Subject: S7-18-21: WebForm Comments from Sherwin D'Souza
From: Sherwin D'Souza
Affiliation:

Oct. 31, 2022

 


 October 31, 2022

 I am absolutely for this proposed rule, but I think more things should be done to make the market safer for all investors.

Security lending is not vital, orderly and efficient for the markets.  This allows the multiplication of shares which causes basically failure-to-deliver shares. It basically prevents true price discovery in
regards to equities.  Basically security lending prevents true price discovery and shafts the owners of companies, and investors.

How is it possible that shares lent out, can continue to have no expiry date. The market makers and banks can continue
to roll their failures to deliver to another future date, without any transparency and without repercussions.

This proposed rule does not go far enough to  solve voting rights and transparency for investors.

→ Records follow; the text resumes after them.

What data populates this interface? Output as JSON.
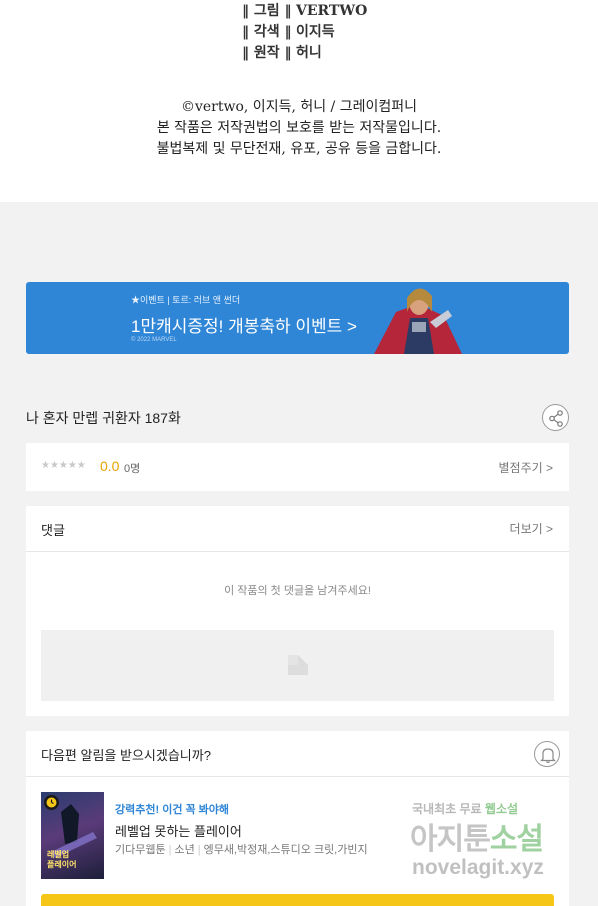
{
  "credits": [
    {
      "role": "‖ 그림 ‖",
      "name": "VERTWO"
    },
    {
      "role": "‖ 각색 ‖",
      "name": "이지득"
    },
    {
      "role": "‖ 원작 ‖",
      "name": "허니"
    }
  ],
  "copyright": {
    "line1": "©vertwo, 이지득, 허니 / 그레이컴퍼니",
    "line2": "본 작품은 저작권법의 보호를 받는 저작물입니다.",
    "line3": "불법복제 및 무단전재, 유포, 공유 등을 금합니다."
  },
  "banner": {
    "small": "★이벤트 | 토르: 러브 앤 썬더",
    "big": "1만캐시증정! 개봉축하 이벤트 >",
    "tiny": "© 2022 MARVEL"
  },
  "episode": {
    "title": "나 혼자 만렙 귀환자 187화"
  },
  "rating": {
    "stars": "★★★★★",
    "score": "0.0",
    "voters": "0명",
    "rate_link": "별점주기 >"
  },
  "comments": {
    "header": "댓글",
    "more_link": "더보기 >",
    "empty_message": "이 작품의 첫 댓글을 남겨주세요!"
  },
  "notify": {
    "question": "다음편 알림을 받으시겠습니까?",
    "reco_tag": "강력추천! 이건 꼭 봐야해",
    "reco_title": "레벨업 못하는 플레이어",
    "reco_genre": "기다무웹툰",
    "reco_target": "소년",
    "reco_authors": "엥무새,박정재,스튜디오 크릿,가빈지",
    "thumb_text": "레벨업\n플레이어"
  },
  "watermark": {
    "line1_a": "국내최초 무료 ",
    "line1_b": "웹소설",
    "line2_a": "아지툰",
    "line2_b": "소설",
    "line3": "novelagit.xyz"
  }
}
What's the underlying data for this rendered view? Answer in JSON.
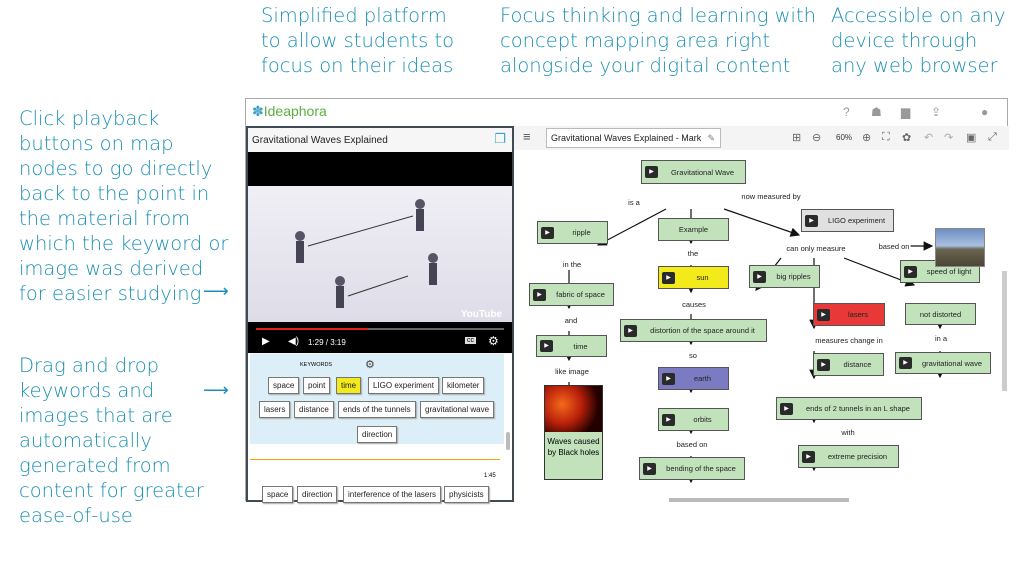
{
  "captions": {
    "top": [
      [
        "Simplified platform",
        "to allow students to",
        "focus on their ideas"
      ],
      [
        "Focus thinking and learning with",
        "concept mapping area right",
        "alongside your digital content"
      ],
      [
        "Accessible on any",
        "device through",
        "any web browser"
      ]
    ],
    "left": [
      [
        "Click playback",
        "buttons on map",
        "nodes to go directly",
        "back to the point in",
        "the material from",
        "which the keyword or",
        "image was derived",
        "for easier studying"
      ],
      [
        "Drag and drop",
        "keywords and",
        "images that are",
        "automatically",
        "generated from",
        "content for greater",
        "ease-of-use"
      ]
    ]
  },
  "app": {
    "logo": "Ideaphora",
    "top_icons": [
      "help-icon",
      "hierarchy-icon",
      "folder-icon",
      "upload-icon",
      "user-icon"
    ]
  },
  "left_panel": {
    "title": "Gravitational Waves Explained",
    "video": {
      "time": "1:29 / 3:19",
      "progress_percent": 45,
      "watermark": "YouTube"
    },
    "keywords_label": "KEYWORDS",
    "keywords": [
      "space",
      "point",
      "time",
      "LIGO experiment",
      "kilometer",
      "lasers",
      "distance",
      "ends of the tunnels",
      "gravitational wave",
      "direction"
    ],
    "highlighted_keyword": "time",
    "timestamp": "1:45",
    "keywords2": [
      "space",
      "direction",
      "interference of the lasers",
      "physicists"
    ]
  },
  "map": {
    "title": "Gravitational Waves Explained - Mark",
    "zoom": "60%",
    "nodes": {
      "gw": "Gravitational Wave",
      "ripple": "ripple",
      "example": "Example",
      "sun": "sun",
      "fabric": "fabric of space",
      "distortion": "distortion of the space around it",
      "time": "time",
      "earth": "earth",
      "orbits": "orbits",
      "bending": "bending of the space",
      "waves": "Waves caused by Black holes",
      "ligo": "LIGO experiment",
      "big": "big ripples",
      "speed": "speed of light",
      "lasers": "lasers",
      "notdist": "not distorted",
      "distance": "distance",
      "gw2": "gravitational wave",
      "ends": "ends of 2 tunnels in an L shape",
      "precision": "extreme precision"
    },
    "edges": {
      "isa": "is a",
      "now": "now measured by",
      "the": "the",
      "inthe": "in the",
      "causes": "causes",
      "and": "and",
      "so": "so",
      "like": "like image",
      "basedon1": "based on",
      "canonly": "can only measure",
      "basedon2": "based on",
      "measures": "measures change in",
      "ina": "in a",
      "with": "with"
    },
    "colors": {
      "node": "#c2e2bc",
      "sun": "#f2ea1a",
      "earth": "#7b7bc4",
      "lasers": "#e83838",
      "ligo": "#e0e0e0"
    }
  }
}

This can not continue, because it impacts greatly the companies on the stock market, in that the value of their company
is reduced in value, because of organizations shorting the company, with synthetic shares, and no transparency when those shares will be
bought or returned to the market.

The companies can not receive additional capital, or if they can they will pay on their loans at higher interest rates.  This is certainly not the fault of the company,
but rather the vultures who are preying on these companies by borrowing shares, and shorting the company.  The vultures
continue to shift their position by either borrowing more shares and covering their Failure to Deliver, or they make deals with
banks/market makers and cover their crime by executing swaps, which again are also not transparent.

I welcome the proposed rule, but the SEC should do more to stop phantom shares.